Week 3: Nihilistic Internet

The intent of this week was to take a deauth attack and roll it into having a trigger. Except I took on helping to organize a conference that happened this week, and so this project was sidelined. I did manage to get a successful deauth attack running on a generic ESP2866 via a tutorial and a few github repos, but didn’t really get to dig into why it was working and modding it. That said, I did start looking up books and lessons that I could read /do that would help me understand the wireless stack a bit better. Some of them were:

The TCP/IP Guide
Introduction to the ESP8266 and the IoT
A collection of Raspberry Pi IoT projects

Next week I’m going to be working with the feather, an API, and some servos, so I’m going to bundle one or two of these resources into that project.

Week 2: Wireshark and Networks

Documentation

Resources

Overview: For this week, my goal was to poke around with Wireshark and learn a bit more about networks. I decided I would also try using pyshark, which is a python wrapper around Wireshark’s command-line utility tshark. Originally I had thought I would pipe some data into Processing to do some viz with it, but at the end of the week realized that Processing already had Carnivore as a library, which allowed packet for in-Porocessing packet sniffing. Wish I’d thought of looking to see if that existed earlier. But oh well? Its nice to know it exists, and I will explore it in the future.

What I ended up doing instead was writing some utility functions to comb through captured data and return the most active of whatever items you send through it. Pyshark has some good ways to dig down into packets, but it can also just grabs all the summaries. So if you want to compare traffic, look for protocols, or just poke around, you can toss together some basic functions to do so.

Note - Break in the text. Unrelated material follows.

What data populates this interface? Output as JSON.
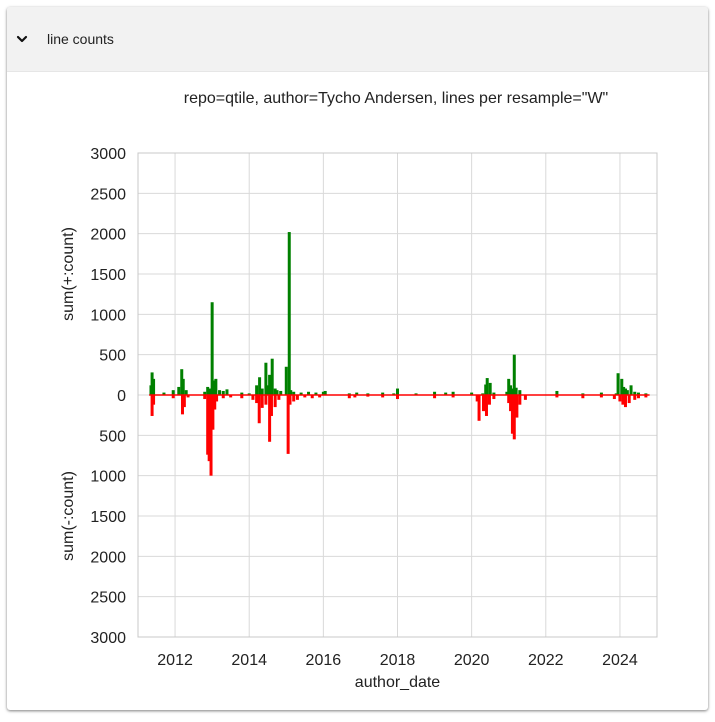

I think in the end I liked doing the utility functions more than the idea of visualizing it. I would get to the point of having a dataset, and instead of moving on, would go back and dig around in the packets a bit more.

https://youtu.be/yheUVI2p7sM

Of Note: One thing to note though is that LiveCapture in pyshark can sometimes be borked in OSX. Wireshark (and other sniffers) require read access to “/dev/bpf*” which is usually owned by root/wheel. When you use Carnivore, you have to change the permissions on this to 777, which is…very permissive. You will have to do this each time. Wireshark creates a user group, and adds the person who installed wireshark to this group. So pyshark should be able to use tshark under your user without this extra step.

If you can’t get it working then either you need different permissions, or like me, you are trying to read a networking interface that doesn’t exist…because you weren’t paying attention. Then ended up in a 1 day rabbit hole…but I learned some things about what’s depreciated in the OSX system.

Other things I rediscovered: using man pages, and using python’s dir() function. Which is really useful when you want to know what kind of methods you can use on something.